Defenses and privileges There are numerous defenses and privileges
to a defamation claim. Many of these vary from state to state. Sometimes, a
particular party has carte blanche to make certain statements even if they are
false. This is called an absolute privilege. Other privileges can be established
as long as certain conditions are met. Some of the more common defenses and
privileges include:
- Truth or substantial truth: Truth is generally a complete defense.
Many jurisdictions have adopted the substantial-truth doctrine, which protects a
defamation defendant as long as the "gist" of the story is true.
- Statements in judicial, legislative, and administrative proceedings:
Defamatory statements made in these settings by participants are considered
absolutely privileged. For example, a lawyer in a divorce case could not be sued
for libel for comments he or she made during a court proceeding.

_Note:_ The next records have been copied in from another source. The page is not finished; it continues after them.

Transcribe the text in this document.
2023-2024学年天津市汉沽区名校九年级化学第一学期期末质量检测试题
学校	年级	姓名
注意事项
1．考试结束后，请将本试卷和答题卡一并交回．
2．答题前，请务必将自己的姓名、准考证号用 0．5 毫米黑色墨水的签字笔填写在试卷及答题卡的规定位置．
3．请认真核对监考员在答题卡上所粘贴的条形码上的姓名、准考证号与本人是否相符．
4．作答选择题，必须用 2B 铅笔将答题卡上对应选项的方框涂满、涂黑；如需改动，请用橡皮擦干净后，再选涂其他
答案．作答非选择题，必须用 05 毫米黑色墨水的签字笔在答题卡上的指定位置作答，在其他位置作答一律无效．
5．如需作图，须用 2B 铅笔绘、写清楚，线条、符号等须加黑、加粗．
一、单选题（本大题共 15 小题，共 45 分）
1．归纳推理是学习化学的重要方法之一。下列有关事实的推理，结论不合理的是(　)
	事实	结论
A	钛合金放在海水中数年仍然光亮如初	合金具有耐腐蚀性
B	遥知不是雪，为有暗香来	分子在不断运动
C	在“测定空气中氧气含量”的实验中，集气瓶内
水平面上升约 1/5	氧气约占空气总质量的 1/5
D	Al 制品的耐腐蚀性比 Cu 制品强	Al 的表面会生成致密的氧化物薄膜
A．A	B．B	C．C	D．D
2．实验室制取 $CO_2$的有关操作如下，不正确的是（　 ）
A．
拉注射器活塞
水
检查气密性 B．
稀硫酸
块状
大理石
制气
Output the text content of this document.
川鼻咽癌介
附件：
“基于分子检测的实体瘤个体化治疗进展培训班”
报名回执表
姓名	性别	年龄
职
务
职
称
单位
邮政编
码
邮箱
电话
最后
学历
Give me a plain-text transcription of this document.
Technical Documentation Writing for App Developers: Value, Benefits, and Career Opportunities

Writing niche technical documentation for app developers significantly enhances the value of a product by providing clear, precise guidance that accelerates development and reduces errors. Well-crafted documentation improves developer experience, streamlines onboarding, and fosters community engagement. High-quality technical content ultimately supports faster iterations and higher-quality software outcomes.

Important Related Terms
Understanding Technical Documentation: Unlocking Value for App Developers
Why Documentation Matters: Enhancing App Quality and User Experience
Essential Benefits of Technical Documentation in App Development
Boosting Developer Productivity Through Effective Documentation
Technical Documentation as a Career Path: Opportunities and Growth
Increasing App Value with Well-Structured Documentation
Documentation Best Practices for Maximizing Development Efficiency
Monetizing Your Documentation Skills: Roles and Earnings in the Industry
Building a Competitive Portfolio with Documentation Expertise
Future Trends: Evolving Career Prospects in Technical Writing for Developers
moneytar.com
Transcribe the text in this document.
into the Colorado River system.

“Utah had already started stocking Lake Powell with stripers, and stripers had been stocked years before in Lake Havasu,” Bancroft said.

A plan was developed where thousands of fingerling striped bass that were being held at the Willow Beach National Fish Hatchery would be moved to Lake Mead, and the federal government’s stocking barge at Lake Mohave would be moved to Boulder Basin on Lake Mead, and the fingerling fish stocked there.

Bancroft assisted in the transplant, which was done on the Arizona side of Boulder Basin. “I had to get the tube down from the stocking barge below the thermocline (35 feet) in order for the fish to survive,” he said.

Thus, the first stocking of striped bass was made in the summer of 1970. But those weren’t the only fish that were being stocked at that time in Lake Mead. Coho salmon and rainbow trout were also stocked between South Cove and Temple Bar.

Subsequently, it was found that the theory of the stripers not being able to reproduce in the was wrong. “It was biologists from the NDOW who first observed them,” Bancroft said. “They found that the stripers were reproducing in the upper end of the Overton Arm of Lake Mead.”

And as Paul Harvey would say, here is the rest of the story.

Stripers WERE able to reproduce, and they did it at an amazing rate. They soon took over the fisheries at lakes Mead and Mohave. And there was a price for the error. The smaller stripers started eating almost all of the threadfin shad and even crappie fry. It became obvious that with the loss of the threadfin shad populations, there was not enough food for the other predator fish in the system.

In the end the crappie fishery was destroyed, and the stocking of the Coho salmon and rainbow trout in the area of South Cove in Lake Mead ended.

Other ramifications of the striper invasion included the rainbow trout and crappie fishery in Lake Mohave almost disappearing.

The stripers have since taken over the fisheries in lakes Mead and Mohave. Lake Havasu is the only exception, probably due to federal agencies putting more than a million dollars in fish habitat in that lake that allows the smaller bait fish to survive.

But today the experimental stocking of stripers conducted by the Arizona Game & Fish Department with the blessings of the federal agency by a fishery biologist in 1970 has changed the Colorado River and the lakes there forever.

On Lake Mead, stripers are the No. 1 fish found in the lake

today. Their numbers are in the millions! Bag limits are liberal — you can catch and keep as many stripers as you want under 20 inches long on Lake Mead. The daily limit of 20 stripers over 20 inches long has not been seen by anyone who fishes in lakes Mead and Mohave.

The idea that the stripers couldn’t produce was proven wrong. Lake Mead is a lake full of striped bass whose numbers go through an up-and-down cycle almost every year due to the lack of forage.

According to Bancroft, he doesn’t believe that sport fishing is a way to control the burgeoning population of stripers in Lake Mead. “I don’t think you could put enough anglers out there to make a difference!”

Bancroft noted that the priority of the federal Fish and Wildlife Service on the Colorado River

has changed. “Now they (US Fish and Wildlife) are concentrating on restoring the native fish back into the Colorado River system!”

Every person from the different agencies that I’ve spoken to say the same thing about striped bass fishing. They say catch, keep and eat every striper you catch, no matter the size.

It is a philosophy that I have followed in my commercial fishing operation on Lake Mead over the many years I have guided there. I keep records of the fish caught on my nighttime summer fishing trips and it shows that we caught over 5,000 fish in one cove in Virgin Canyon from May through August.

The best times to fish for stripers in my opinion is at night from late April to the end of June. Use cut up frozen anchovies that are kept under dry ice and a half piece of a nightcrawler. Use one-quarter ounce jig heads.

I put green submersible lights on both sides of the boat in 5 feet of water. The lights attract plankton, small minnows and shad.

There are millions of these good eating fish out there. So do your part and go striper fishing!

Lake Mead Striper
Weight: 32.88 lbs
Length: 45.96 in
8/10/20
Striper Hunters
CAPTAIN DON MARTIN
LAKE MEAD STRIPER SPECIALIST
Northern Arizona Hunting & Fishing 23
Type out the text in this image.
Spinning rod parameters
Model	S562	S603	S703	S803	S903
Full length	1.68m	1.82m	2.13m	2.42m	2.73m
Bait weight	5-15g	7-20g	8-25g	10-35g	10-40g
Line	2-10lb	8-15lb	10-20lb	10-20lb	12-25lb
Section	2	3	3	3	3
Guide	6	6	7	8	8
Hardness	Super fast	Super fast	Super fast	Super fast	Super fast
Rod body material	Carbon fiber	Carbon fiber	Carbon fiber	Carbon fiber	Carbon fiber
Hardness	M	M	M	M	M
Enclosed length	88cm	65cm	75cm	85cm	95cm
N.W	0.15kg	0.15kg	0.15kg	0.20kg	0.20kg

- Fair report or fair comment: This privilege varies from jurisdiction
to jurisdiction. Generally, it provides a measure of protection to a defendant
who reports on the deliberations of a public body, such as a city council
meeting.
- Neutral-reporting privilege: Protects news organizations when they
publish statements, even reckless statements, made by others about a public
figure even if the press suspects the statements are not true. As one federal
appeals court wrote in 1977 when describing the privilege: “We do not believe
that the press may be required under the First Amendment to suppress newsworthy
statements merely because it has serious doubts regarding their truth.” The
neutral-reporting privilege differs from the similar fair-report privilege in
that fair report generally applies only when the allegedly defamatory statements
are made directly from a public record, public meeting or government press
release. Neutral reporting applies to statements outside the context of official
government proceedings or records. Not all jurisdictions recognize the
neutral-reporting privilege. The U.S. Supreme Court has never directly ruled on
it.
- Libel-proof plaintiffs: This defense holds that some plaintiffs have
such lousy reputations that essentially they are libel-proof. The theory is that
one cannot harm someone's reputation when that person already has a damaged
reputation.
- Rhetorical hyperbole: Some courts will hold that certain language in
certain contents (editorial/opinion column) is understood by the readers to be
figurative language not to be interpreted literally.
- Retraction statutes: Nearly every state possesses a statute that
allows a defamation defendant to retract, or take back, a libelous publication.
Some of these statutes bar recovery, while others prevent the defendant from
recovering so-called punitive damages.
Defamation, like many other torts, varies from state to state. For example,
states recognize different privileges and apply different standards with respect
to private-person plaintiffs. Interested parties or practitioners must carefully
check the case law of their respective state.
Defamation suits can further important interests of those who have been
victimized by malicious falsehoods. However, defamation suits can also threaten
First Amendment values by chilling the free flow of information. At the time of
Times v. Sullivan, state libel suits threatened to wipe out press
coverage of one of the most important issues of the 20th century — the civil
rights movement.
Furthermore, defamation suits can be abused. Sometimes, individuals who speak
out against abuses are tagged with large defamation suits that are often
meritless. During the past decade, commentators coined the term Strategic Lawsuits Against Public
Participation, or SLAPP suits, to describe these suits.
Questions about libel online have also come increasingly into view. See the article on Online libel.
The
threat of libel suits can cause individuals to keep quiet about issues of public
concern. Very few people have the economic resources to defend themselves after
being hauled into court for defamation.
But the First Amendment protects everyone, and it is important to maintain a
proper balance between libel law and the First Amendment.